The concern among consumer advocates is that this will intersect with the Trump administration’s rule of accelerating an ongoing trend: the disproportionate harm by payday lenders in black and Latin American communities. High-cost lenders have been found to focus their physical stores in communities of color, while their online counterparts target customers with lower credit scores, which themselves reflect racial wealth disparities.

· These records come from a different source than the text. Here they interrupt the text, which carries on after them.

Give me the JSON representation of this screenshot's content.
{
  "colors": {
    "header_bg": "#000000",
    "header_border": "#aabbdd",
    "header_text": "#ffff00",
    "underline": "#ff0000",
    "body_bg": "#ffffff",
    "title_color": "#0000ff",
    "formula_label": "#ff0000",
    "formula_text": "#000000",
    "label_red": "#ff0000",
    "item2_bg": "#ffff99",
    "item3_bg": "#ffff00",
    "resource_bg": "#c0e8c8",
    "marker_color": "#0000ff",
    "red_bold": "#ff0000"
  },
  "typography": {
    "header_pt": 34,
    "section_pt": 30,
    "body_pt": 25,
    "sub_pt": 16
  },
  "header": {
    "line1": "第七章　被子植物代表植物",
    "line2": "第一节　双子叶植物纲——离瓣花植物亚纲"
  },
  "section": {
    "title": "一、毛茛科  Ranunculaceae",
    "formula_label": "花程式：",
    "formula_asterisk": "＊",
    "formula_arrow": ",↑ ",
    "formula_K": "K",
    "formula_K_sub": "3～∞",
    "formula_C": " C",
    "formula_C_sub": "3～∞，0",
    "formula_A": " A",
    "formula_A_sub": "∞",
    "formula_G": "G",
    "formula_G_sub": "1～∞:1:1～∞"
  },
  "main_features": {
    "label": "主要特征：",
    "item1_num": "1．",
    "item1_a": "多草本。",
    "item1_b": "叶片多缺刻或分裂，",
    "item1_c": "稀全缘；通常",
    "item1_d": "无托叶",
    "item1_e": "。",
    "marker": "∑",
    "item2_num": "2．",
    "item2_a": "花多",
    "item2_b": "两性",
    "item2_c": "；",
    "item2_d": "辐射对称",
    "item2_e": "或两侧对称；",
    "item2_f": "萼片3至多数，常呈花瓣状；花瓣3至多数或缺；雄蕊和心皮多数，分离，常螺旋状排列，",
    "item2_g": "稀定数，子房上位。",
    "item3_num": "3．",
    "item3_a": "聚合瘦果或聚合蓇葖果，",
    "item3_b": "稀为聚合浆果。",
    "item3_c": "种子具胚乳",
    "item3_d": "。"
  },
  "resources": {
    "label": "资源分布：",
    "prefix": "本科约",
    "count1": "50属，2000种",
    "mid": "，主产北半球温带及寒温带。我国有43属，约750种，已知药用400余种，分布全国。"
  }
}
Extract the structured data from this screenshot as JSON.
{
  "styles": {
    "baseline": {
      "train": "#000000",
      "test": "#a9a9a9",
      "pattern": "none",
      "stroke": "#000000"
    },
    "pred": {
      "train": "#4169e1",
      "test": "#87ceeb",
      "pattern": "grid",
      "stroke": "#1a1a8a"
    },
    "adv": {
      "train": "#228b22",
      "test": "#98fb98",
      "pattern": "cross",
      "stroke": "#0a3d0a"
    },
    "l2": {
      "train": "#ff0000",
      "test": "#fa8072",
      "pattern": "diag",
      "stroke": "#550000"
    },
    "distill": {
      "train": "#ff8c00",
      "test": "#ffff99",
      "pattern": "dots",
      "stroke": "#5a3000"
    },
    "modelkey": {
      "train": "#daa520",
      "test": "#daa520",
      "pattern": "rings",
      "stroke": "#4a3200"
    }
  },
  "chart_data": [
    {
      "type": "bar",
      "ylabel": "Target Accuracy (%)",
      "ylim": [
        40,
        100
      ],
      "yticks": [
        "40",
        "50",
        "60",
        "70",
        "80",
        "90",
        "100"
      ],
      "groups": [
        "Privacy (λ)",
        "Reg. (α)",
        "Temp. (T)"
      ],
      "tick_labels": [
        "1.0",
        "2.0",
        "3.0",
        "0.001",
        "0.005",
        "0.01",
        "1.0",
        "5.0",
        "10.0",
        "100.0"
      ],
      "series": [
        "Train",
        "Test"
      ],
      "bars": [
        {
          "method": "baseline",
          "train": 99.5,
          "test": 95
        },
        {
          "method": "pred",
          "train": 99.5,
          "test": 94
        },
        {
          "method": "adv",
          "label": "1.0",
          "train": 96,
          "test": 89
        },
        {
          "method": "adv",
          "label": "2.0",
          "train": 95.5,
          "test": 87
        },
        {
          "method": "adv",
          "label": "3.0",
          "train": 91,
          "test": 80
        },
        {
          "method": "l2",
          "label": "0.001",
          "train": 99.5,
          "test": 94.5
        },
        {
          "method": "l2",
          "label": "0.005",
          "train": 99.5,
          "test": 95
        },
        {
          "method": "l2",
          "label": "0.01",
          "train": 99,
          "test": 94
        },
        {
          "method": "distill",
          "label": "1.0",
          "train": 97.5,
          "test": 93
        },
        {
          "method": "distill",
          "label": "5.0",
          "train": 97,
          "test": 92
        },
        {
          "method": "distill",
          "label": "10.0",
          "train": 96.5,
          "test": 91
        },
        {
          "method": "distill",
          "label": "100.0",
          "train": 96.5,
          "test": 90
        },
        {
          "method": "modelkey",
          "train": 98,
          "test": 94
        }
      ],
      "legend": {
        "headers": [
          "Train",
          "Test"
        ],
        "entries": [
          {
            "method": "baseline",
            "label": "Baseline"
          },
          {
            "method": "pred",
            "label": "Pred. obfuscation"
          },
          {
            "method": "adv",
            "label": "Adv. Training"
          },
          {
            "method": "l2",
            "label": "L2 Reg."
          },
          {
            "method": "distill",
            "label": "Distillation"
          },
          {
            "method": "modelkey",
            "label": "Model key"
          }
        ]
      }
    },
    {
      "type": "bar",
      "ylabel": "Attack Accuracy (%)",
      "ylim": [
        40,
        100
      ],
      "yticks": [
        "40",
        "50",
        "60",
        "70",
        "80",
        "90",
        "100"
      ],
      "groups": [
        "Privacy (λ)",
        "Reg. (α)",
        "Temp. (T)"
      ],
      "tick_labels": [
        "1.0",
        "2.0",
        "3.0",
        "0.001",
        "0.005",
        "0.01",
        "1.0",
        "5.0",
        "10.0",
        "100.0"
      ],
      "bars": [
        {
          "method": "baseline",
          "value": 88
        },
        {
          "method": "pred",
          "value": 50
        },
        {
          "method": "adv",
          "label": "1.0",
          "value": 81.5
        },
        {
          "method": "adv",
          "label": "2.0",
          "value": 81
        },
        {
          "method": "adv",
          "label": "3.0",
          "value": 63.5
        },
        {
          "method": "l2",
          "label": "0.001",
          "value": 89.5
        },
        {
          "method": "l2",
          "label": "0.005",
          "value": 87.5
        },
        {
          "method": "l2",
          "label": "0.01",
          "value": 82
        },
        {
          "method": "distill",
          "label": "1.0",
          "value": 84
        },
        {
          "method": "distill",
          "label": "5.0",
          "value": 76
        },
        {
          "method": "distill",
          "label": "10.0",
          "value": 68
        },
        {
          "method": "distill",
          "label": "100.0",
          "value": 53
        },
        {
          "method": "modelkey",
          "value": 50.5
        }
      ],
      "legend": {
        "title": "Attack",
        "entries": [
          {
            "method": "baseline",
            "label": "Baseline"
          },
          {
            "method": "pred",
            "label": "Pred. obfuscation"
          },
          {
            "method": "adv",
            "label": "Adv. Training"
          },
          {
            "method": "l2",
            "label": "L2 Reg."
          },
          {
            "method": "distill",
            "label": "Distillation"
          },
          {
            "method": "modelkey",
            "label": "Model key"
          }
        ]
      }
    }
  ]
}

“By sustaining and exacerbating an existing precarious financial situation, high cost loans reinforce and amplify existing income and wealth gaps and perpetuate discrimination today,” said Lisa Stifler, director of state policy at the Center for Responsible Lending, to a Senate committee. week. “Schemes to circumvent state interest rate limits therefore not only harm families in economic distress, but also exacerbate existing racial inequalities.”
If Congress chooses to leave the rule in place, consumer advocates say they will pursue other avenues. A group of eight state attorneys general are already challenging the rule in court, and it could also be overturned by even further rule-making by Biden’s office of the Comptroller of the Currency. The Biden administration has yet to appoint a permanent director for the banking regulator, after some progressives challenged Biden’s top pick, saying he was too friendly with the banks he would be tasked with regulating.